The best thing about her books: they are great for book clubs. You will not have any problems coming up with things to talk about after reading them.

Tuesday, May 15, 2007

Hot Stuff by By Janet Evanovich and Leanne Banks

Quick review. This story was complete fluff and not that much to talk about. It had a plot that tried to be complicated but it felt much more suited in a novel for teenagers.

Basically, girl is working her butt off going to school and working nights in a bar. Boy comes in and is a cutie but is acting awfully mysterious. Girl’s drag queen roommate takes off and leaves her to look after his rather large and new bullmastiff dog named Beast. Girl knows nothing about dogs and in walks handsome stranger to lend her a hand. But why is tall, dark, and yummy hanging around so much? Can girl trust him? You will have to read the book to find out.
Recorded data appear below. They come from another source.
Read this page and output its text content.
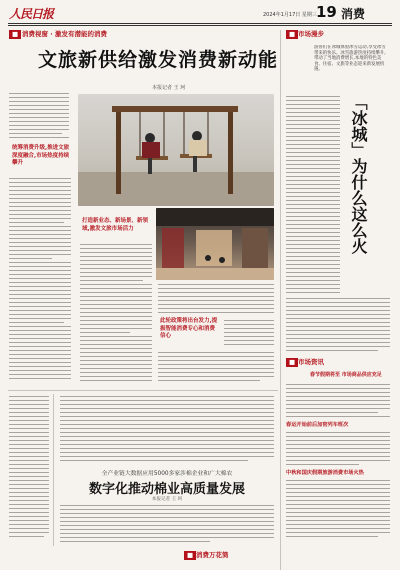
人民日报	2024年1月17日 星期三 19 消费
■ 消费视窗 · 激发有潜能的消费
文旅新供给激发消费新动能
本报记者 王 珂
统筹消费升级,推进文旅深度融合,市场热度持续攀升
打造新业态、新场景、新领域,激发文旅市场活力
此轮政策将出台发力,提振智能消费专心和消费信心
■ 市场漫步
游客们在冰城体验冰雪运动,享受冰雪带来的快乐。冰雪旅游热度持续攀升,带动了当地消费增长,本地的特色美食、住宿、文旅等业态迎来新发展机遇。
「冰城」为什么这么火
■ 市场资讯
春节假期将至 市场商品供应充足
春运开始前后加密列车班次
中秋和国庆假期旅游消费市场火热
全产业链大数据应用5000多家涉棉企业和广大棉农
数字化推动棉业高质量发展
本报记者 王 珂
■ 消费万花筒
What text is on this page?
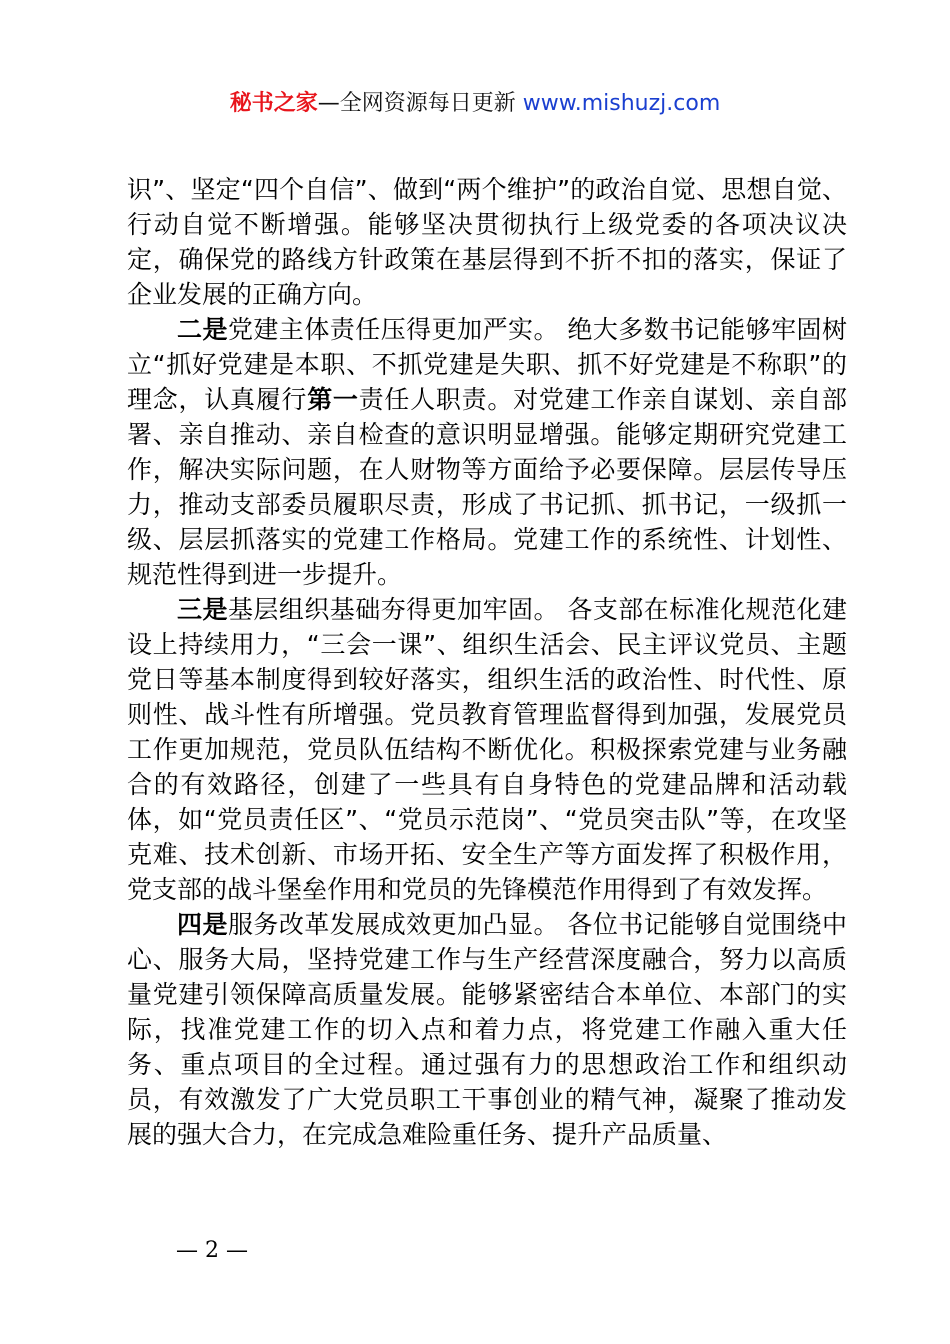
秘书之家—全网资源每日更新 www.mishuzj.com

识”、坚定“四个自信”、做到“两个维护”的政治自觉、思想自觉、行动自觉不断增强。能够坚决贯彻执行上级党委的各项决议决定，确保党的路线方针政策在基层得到不折不扣的落实，保证了企业发展的正确方向。

二是党建主体责任压得更加严实。 绝大多数书记能够牢固树立“抓好党建是本职、不抓党建是失职、抓不好党建是不称职”的理念，认真履行第一责任人职责。对党建工作亲自谋划、亲自部署、亲自推动、亲自检查的意识明显增强。能够定期研究党建工作，解决实际问题，在人财物等方面给予必要保障。层层传导压力，推动支部委员履职尽责，形成了书记抓、抓书记，一级抓一级、层层抓落实的党建工作格局。党建工作的系统性、计划性、规范性得到进一步提升。

三是基层组织基础夯得更加牢固。 各支部在标准化规范化建设上持续用力，“三会一课”、组织生活会、民主评议党员、主题党日等基本制度得到较好落实，组织生活的政治性、时代性、原则性、战斗性有所增强。党员教育管理监督得到加强，发展党员工作更加规范，党员队伍结构不断优化。积极探索党建与业务融合的有效路径，创建了一些具有自身特色的党建品牌和活动载体，如“党员责任区”、“党员示范岗”、“党员突击队”等，在攻坚克难、技术创新、市场开拓、安全生产等方面发挥了积极作用，党支部的战斗堡垒作用和党员的先锋模范作用得到了有效发挥。

四是服务改革发展成效更加凸显。 各位书记能够自觉围绕中心、服务大局，坚持党建工作与生产经营深度融合，努力以高质量党建引领保障高质量发展。能够紧密结合本单位、本部门的实际，找准党建工作的切入点和着力点，将党建工作融入重大任务、重点项目的全过程。通过强有力的思想政治工作和组织动员，有效激发了广大党员职工干事创业的精气神，凝聚了推动发展的强大合力，在完成急难险重任务、提升产品质量、

— 2 —
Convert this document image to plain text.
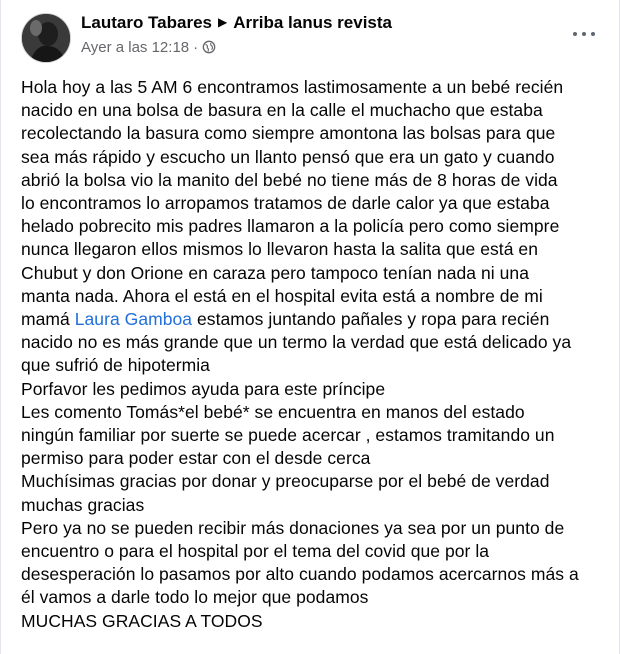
Lautaro Tabares ▶ Arriba lanus revista
Ayer a las 12:18 ·

Hola hoy a las 5 AM 6 encontramos lastimosamente a un bebé recién

nacido en una bolsa de basura en la calle el muchacho que estaba

recolectando la basura como siempre amontona las bolsas para que

sea más rápido y escucho un llanto pensó que era un gato y cuando

abrió la bolsa vio la manito del bebé no tiene más de 8 horas de vida

lo encontramos lo arropamos tratamos de darle calor ya que estaba

helado pobrecito mis padres llamaron a la policía pero como siempre

nunca llegaron ellos mismos lo llevaron hasta la salita que está en

Chubut y don Orione en caraza pero tampoco tenían nada ni una

manta nada. Ahora el está en el hospital evita está a nombre de mi

mamá Laura Gamboa estamos juntando pañales y ropa para recién

nacido no es más grande que un termo la verdad que está delicado ya

que sufrió de hipotermia

Porfavor les pedimos ayuda para este príncipe

Les comento Tomás*el bebé* se encuentra en manos del estado

ningún familiar por suerte se puede acercar , estamos tramitando un

permiso para poder estar con el desde cerca

Muchísimas gracias por donar y preocuparse por el bebé de verdad

muchas gracias

Pero ya no se pueden recibir más donaciones ya sea por un punto de

encuentro o para el hospital por el tema del covid que por la

desesperación lo pasamos por alto cuando podamos acercarnos más a

él vamos a darle todo lo mejor que podamos

MUCHAS GRACIAS A TODOS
There were some laugh out loud moments and some of the friend scenes reminded me a lot of my friends. So it was a fun read. Sort of like ice cream: I really know that I shouldn’t but darn it, it was tasty eating even if I feel a little guilty afterwards.

Sunday, May 13, 2007

The Glass Castle by Jeannette Walls

It has been way, way, way too long since I’ve sat down and wrote a review. But then, it has been too long since I’ve finished a book or at least, it feels that way. This is a book club book and an awesome one at that. It deserves to have some remembrance given to it.

The Glass Castle is one of those books that make you realize how good you’ve had it all these years. How everyone you know has had it good and how horrible bad can be for others. And sometimes, the choices people make may not be the best for them but they have to live their own life. You can’t save some people from themselves.

Sorry, this has totally told you nothing about the book... it is an actual account of the author’s childhood, growing up with nomadic/bohemian parents and three other siblings who were one step away from living off the grid. They had grand dreams, the mother wanted to be a world famous artist and the father had get rich quick schemes finding gold in the desert. If only he could get his contraption working, if only he could stop drinking. If only. They were extremely smart individuals; they just had trouble holding a job even if it meant that the family didn’t eat that month. The kids would scrounge in garbage bins for their classmate’s scraps to keep from starving. Living in homes, infested with rodents and insects, which should have been condemned. It was like an Americanized version of Angela’s Ashes.

But it wasn’t all bad. There was an attractive sense of adventure, especially in the early chapters before they ended up stuck in Welch, an out of work mining town in the hills of West Virginia. Like the Christmas each of the kids were given their very own star as a gift. Jumping into the car and not knowing what the road had in store. The hours spent drawing up the plans for their dream home, the Glass Castle, which they never got around to building. The sense that imagination and ingenuity were the best gifts a person could possess. The feeling that family was the most important thing in the world and if you had your family, things really weren’t all that bad.

Anyway, I’ve tried to be vague so that I don’t ruin for you all the weird and wacky stuff that happens to this family over the years. Truth is definitely stranger than fiction.